Okay. The brain still hasn’t quite caught up.
“You mean the gentleman we spoke with yesterday at the All American Snack Shack booth?”
“Yeah. I bumped into him at the Sand Bar last night. I went there to watch Fun House. He came over with a peace offering of a couple beers. Said he wanted to arrange his brother’s surrender.”
“May I ask why you didn’t notify me immediately?” Ceepak asks, more puzzlement in his voice than criticism.
“I would have, but Gabe said Thomas couldn’t turn himself in until tomorrow mornin
g, Saturday. Lady-friend problems.”
“I see.”
“This all happened around eleven o’clock,” I say, without adding, “after your bedtime.”
“Did Gabe suggest that his brother, Thomas, a.k.a. Skeletor, had reason to fear for his life?”
“No. Not really. He said the Creed had ostracized Skeletor. But if they had wanted him dead, he’d be dead already.”
“Indeed,” Ceepak says thoughtfully. “Do you know his last name?”
Damn.
“No,” I say. “Sorry. Should’ve got that. Sorry.”
“Don’t ‘should’ on yourself, Danny.”
Ceepak slips a digital camera out of the thigh pocket on his cargo shorts, puts the viewfinder to his eye, and activates the zoom.
“Fascinating,” he says.
“What?”
“There is a square of folded paper pinned to the Boonie hat with a beach badge.”
Beach badges are what people pin to their swimming suits or beach bags to prove they’ve paid their way onto the sand. They cost like five bucks a day or thirty-five for the whole season.

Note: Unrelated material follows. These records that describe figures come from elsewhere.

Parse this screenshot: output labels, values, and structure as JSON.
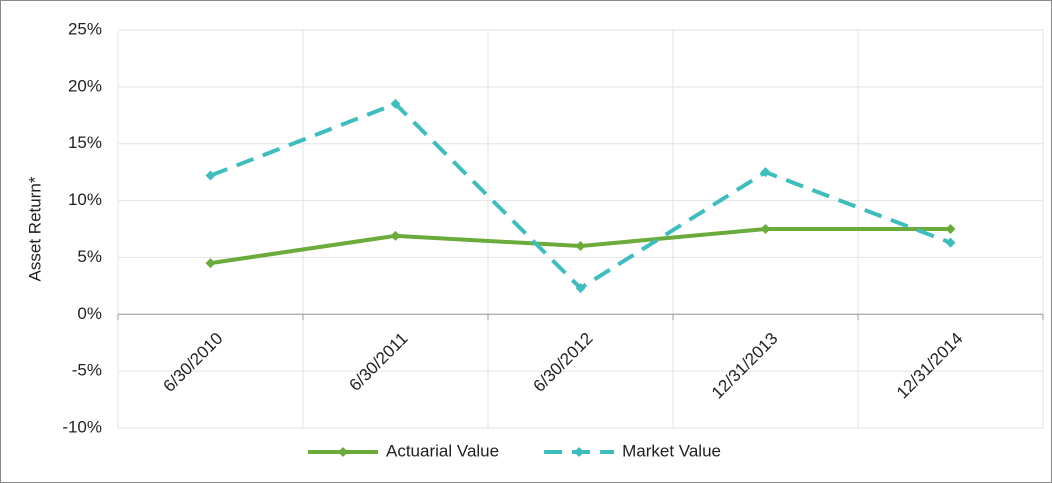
{
  "chart_data": {
    "type": "line",
    "y_label": "Asset Return*",
    "categories": [
      "6/30/2010",
      "6/30/2011",
      "6/30/2012",
      "12/31/2013",
      "12/31/2014"
    ],
    "series": [
      {
        "name": "Actuarial Value",
        "color": "#6aab3c",
        "dash": false,
        "values": [
          4.5,
          6.9,
          6.0,
          7.5,
          7.5
        ]
      },
      {
        "name": "Market Value",
        "color": "#3dbdbd",
        "dash": true,
        "values": [
          12.2,
          18.5,
          2.3,
          12.5,
          6.3
        ]
      }
    ],
    "ylim": [
      -10,
      25
    ],
    "yticks": [
      {
        "value": -10,
        "label": "-10%"
      },
      {
        "value": -5,
        "label": "-5%"
      },
      {
        "value": 0,
        "label": "0%"
      },
      {
        "value": 5,
        "label": "5%"
      },
      {
        "value": 10,
        "label": "10%"
      },
      {
        "value": 15,
        "label": "15%"
      },
      {
        "value": 20,
        "label": "20%"
      },
      {
        "value": 25,
        "label": "25%"
      }
    ],
    "grid": true,
    "legend": "bottom"
  }
}
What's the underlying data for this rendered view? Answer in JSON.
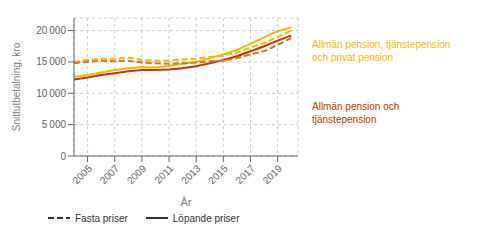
{
  "chart_data": {
    "type": "line",
    "x": [
      2004,
      2005,
      2006,
      2007,
      2008,
      2009,
      2010,
      2011,
      2012,
      2013,
      2014,
      2015,
      2016,
      2017,
      2018,
      2019,
      2020
    ],
    "series": [
      {
        "color": "#F5B800",
        "line_style": "solid",
        "values": [
          12600,
          12900,
          13300,
          13700,
          14000,
          14200,
          14100,
          14400,
          14700,
          15000,
          15600,
          16200,
          16900,
          17900,
          18900,
          19900,
          20500
        ]
      },
      {
        "color": "#F5B800",
        "line_style": "dashed",
        "values": [
          15000,
          15300,
          15500,
          15500,
          15700,
          15300,
          15200,
          15200,
          15400,
          15500,
          15800,
          16000,
          16500,
          17300,
          18000,
          19000,
          20000
        ]
      },
      {
        "color": "#CC3300",
        "line_style": "solid",
        "values": [
          12200,
          12500,
          12900,
          13200,
          13500,
          13700,
          13700,
          13800,
          14000,
          14300,
          14800,
          15300,
          15900,
          16700,
          17500,
          18400,
          19200
        ]
      },
      {
        "color": "#E07020",
        "line_style": "dashed",
        "values": [
          14800,
          15000,
          15200,
          15100,
          15200,
          14900,
          14800,
          14700,
          14800,
          14900,
          15100,
          15200,
          15600,
          16200,
          16700,
          17700,
          18800
        ]
      }
    ],
    "xlim": [
      2004,
      2020.5
    ],
    "xticks": [
      2005,
      2007,
      2009,
      2011,
      2013,
      2015,
      2017,
      2019
    ],
    "ylim": [
      0,
      22000
    ],
    "yticks": [
      0,
      {
        "value": 5000,
        "label": "5 000"
      },
      {
        "value": 10000,
        "label": "10 000"
      },
      {
        "value": 15000,
        "label": "15 000"
      },
      {
        "value": 20000,
        "label": "20 000"
      }
    ],
    "xlabel": "År",
    "ylabel": "Snittutbetalning, kro",
    "grid": true,
    "annotations": [
      {
        "text": "Allmän pension, tjänstepension\noch privat pension",
        "color": "#F5B800"
      },
      {
        "text": "Allmän pension och\ntjänstepension",
        "color": "#CC3300"
      },
      {
        "text": "Fasta priser",
        "line_style": "dashed"
      },
      {
        "text": "Löpande priser",
        "line_style": "solid"
      }
    ]
  }
}
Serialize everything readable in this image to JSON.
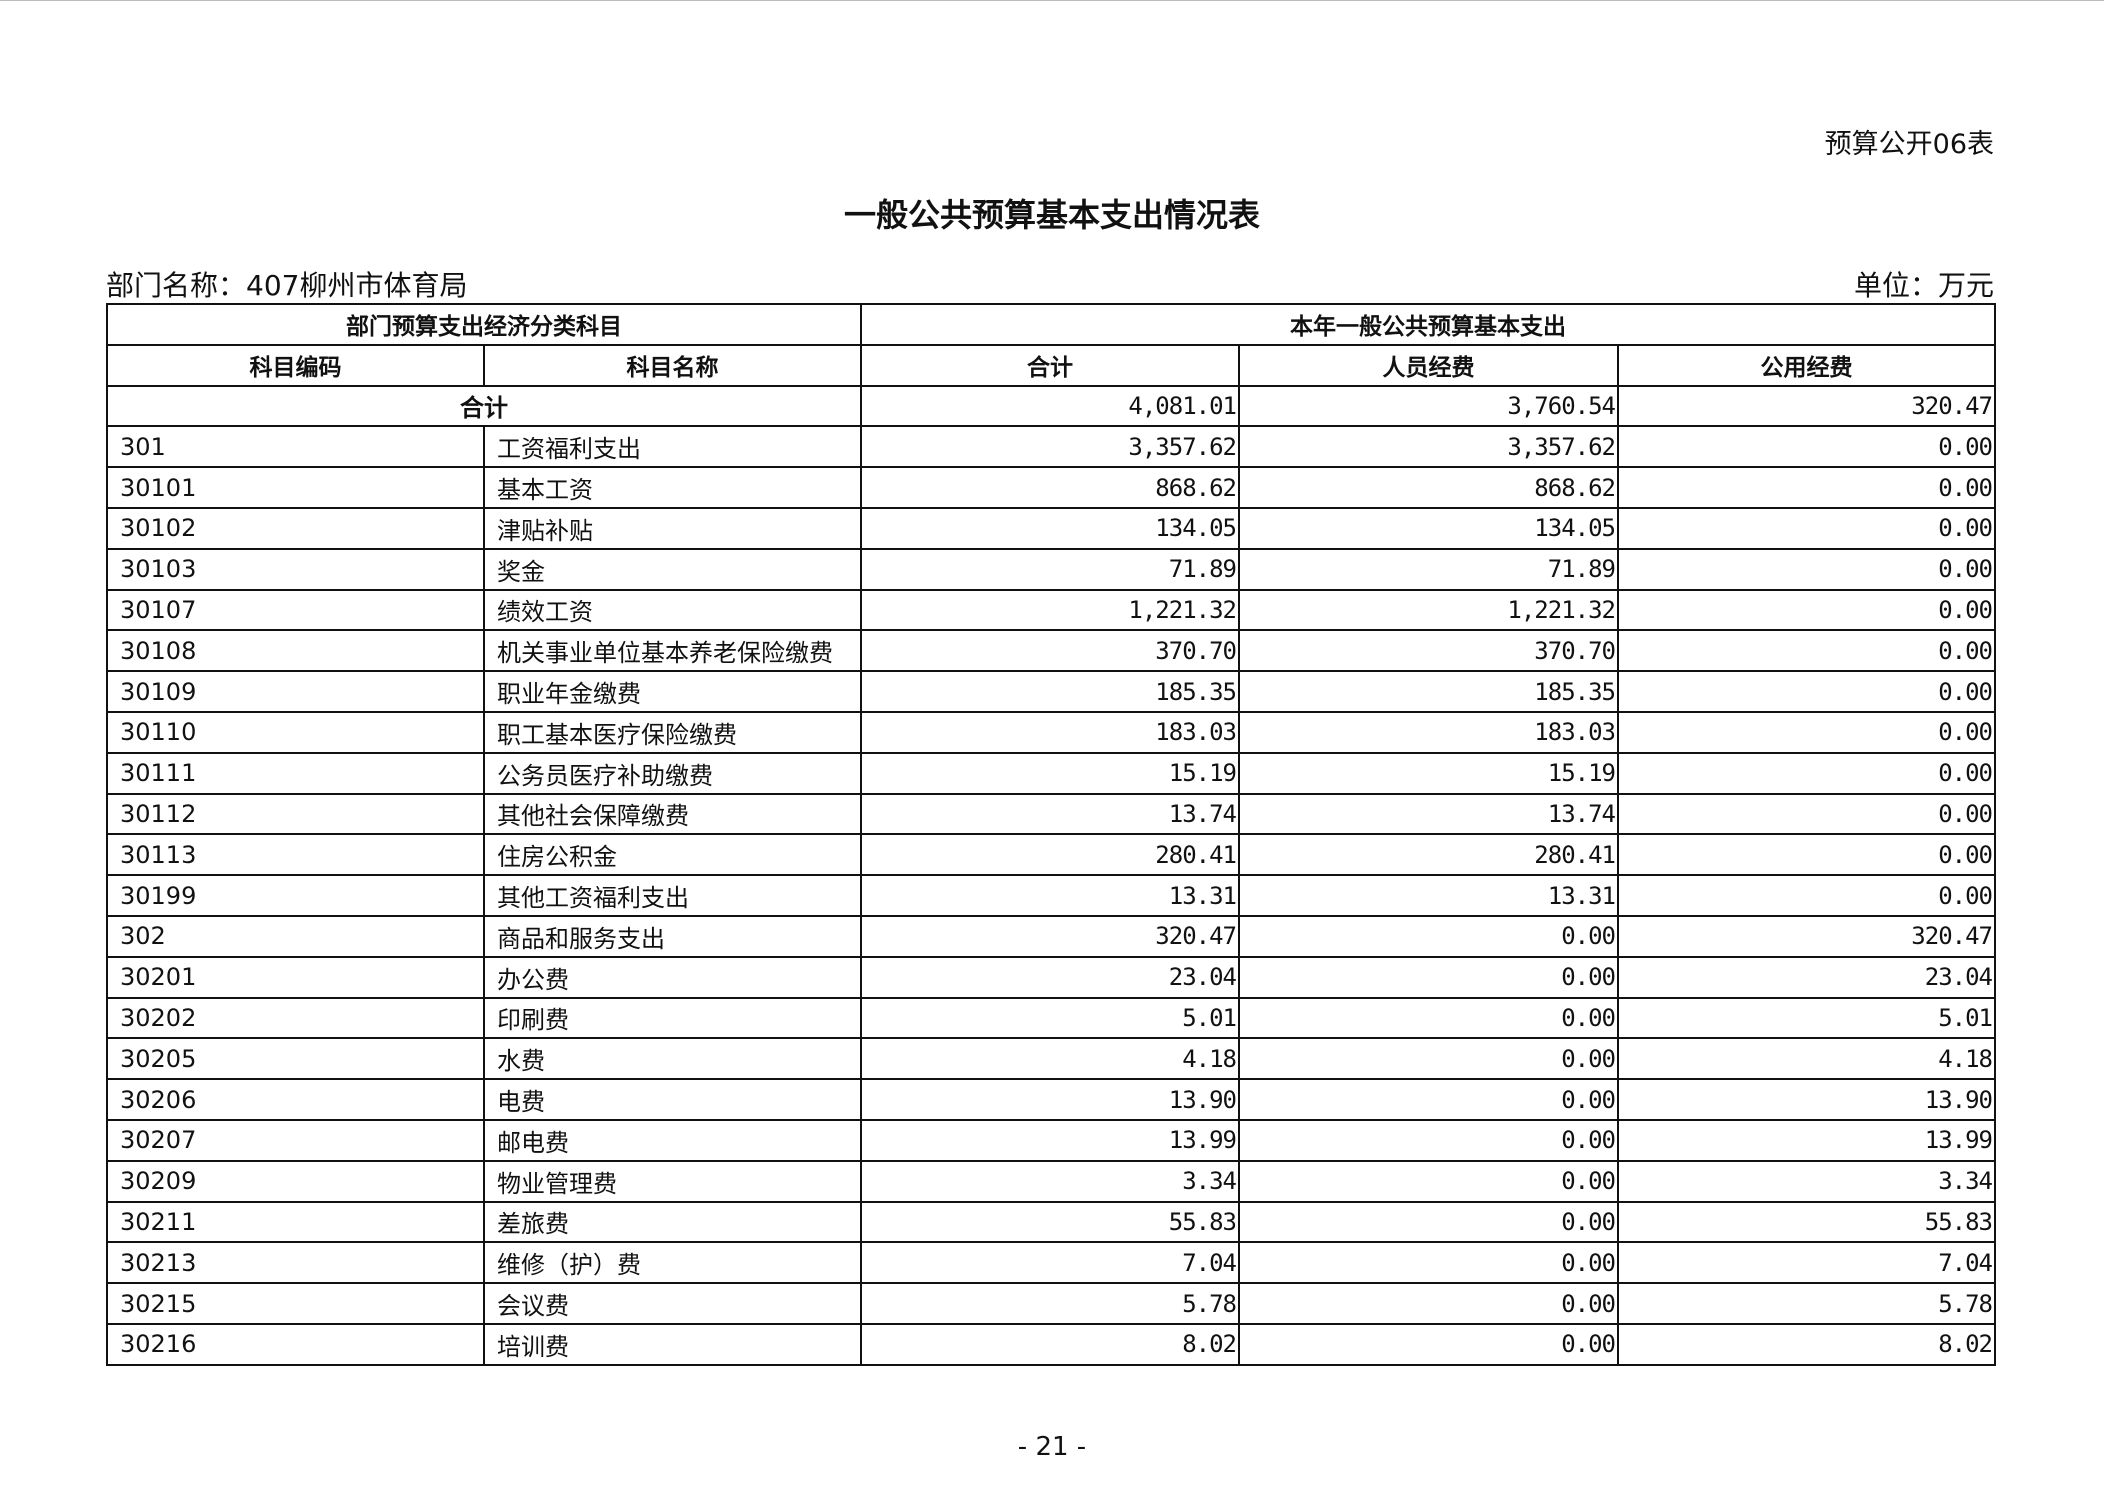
{
  "header": {
    "doc_id": "预算公开06表",
    "title": "一般公共预算基本支出情况表",
    "department": "部门名称：407柳州市体育局",
    "unit": "单位：万元"
  },
  "table": {
    "group_headers": [
      "部门预算支出经济分类科目",
      "本年一般公共预算基本支出"
    ],
    "columns": [
      "科目编码",
      "科目名称",
      "合计",
      "人员经费",
      "公用经费"
    ],
    "total": {
      "label": "合计",
      "values": [
        "4,081.01",
        "3,760.54",
        "320.47"
      ]
    },
    "rows": [
      [
        "301",
        "工资福利支出",
        "3,357.62",
        "3,357.62",
        "0.00"
      ],
      [
        "30101",
        "基本工资",
        "868.62",
        "868.62",
        "0.00"
      ],
      [
        "30102",
        "津贴补贴",
        "134.05",
        "134.05",
        "0.00"
      ],
      [
        "30103",
        "奖金",
        "71.89",
        "71.89",
        "0.00"
      ],
      [
        "30107",
        "绩效工资",
        "1,221.32",
        "1,221.32",
        "0.00"
      ],
      [
        "30108",
        "机关事业单位基本养老保险缴费",
        "370.70",
        "370.70",
        "0.00"
      ],
      [
        "30109",
        "职业年金缴费",
        "185.35",
        "185.35",
        "0.00"
      ],
      [
        "30110",
        "职工基本医疗保险缴费",
        "183.03",
        "183.03",
        "0.00"
      ],
      [
        "30111",
        "公务员医疗补助缴费",
        "15.19",
        "15.19",
        "0.00"
      ],
      [
        "30112",
        "其他社会保障缴费",
        "13.74",
        "13.74",
        "0.00"
      ],
      [
        "30113",
        "住房公积金",
        "280.41",
        "280.41",
        "0.00"
      ],
      [
        "30199",
        "其他工资福利支出",
        "13.31",
        "13.31",
        "0.00"
      ],
      [
        "302",
        "商品和服务支出",
        "320.47",
        "0.00",
        "320.47"
      ],
      [
        "30201",
        "办公费",
        "23.04",
        "0.00",
        "23.04"
      ],
      [
        "30202",
        "印刷费",
        "5.01",
        "0.00",
        "5.01"
      ],
      [
        "30205",
        "水费",
        "4.18",
        "0.00",
        "4.18"
      ],
      [
        "30206",
        "电费",
        "13.90",
        "0.00",
        "13.90"
      ],
      [
        "30207",
        "邮电费",
        "13.99",
        "0.00",
        "13.99"
      ],
      [
        "30209",
        "物业管理费",
        "3.34",
        "0.00",
        "3.34"
      ],
      [
        "30211",
        "差旅费",
        "55.83",
        "0.00",
        "55.83"
      ],
      [
        "30213",
        "维修（护）费",
        "7.04",
        "0.00",
        "7.04"
      ],
      [
        "30215",
        "会议费",
        "5.78",
        "0.00",
        "5.78"
      ],
      [
        "30216",
        "培训费",
        "8.02",
        "0.00",
        "8.02"
      ]
    ]
  },
  "footer": {
    "page_number": "- 21 -"
  }
}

The money collected pays for stuff like lifeguards, cleanup crews, and the salaries of the beach patrol kids who come around to see if you have your beach badges.
“You want me to climb up and see what it says?” I offer.
“Negative. We shouldn’t disturb the body until MCU’s had a chance to examine it.”
And so we wait.
For Botzong and his crime-scene investigators to literally comb the sand for clues. Yes, they find some footprints-but, in truth, there are far too many to be of any use to us.
They dust the lifeguard chair and Skeletor’s clothes for fingerprints. They find none. Just like with Paulie’s body in the Knock ’Em Down booth.
They drag all sorts of high-tech gizmos out of the back of their van. Hanging on to the high chair, they vacuum the dead man’s clothes, hoping to pick up a stray hair or fiber. They take their own photographs. They check under his fingernails.
But mostly, Bill Botzong, dressed in a Windbreaker and baseball cap instead of the dress blues he wore on TV last night, shakes his head.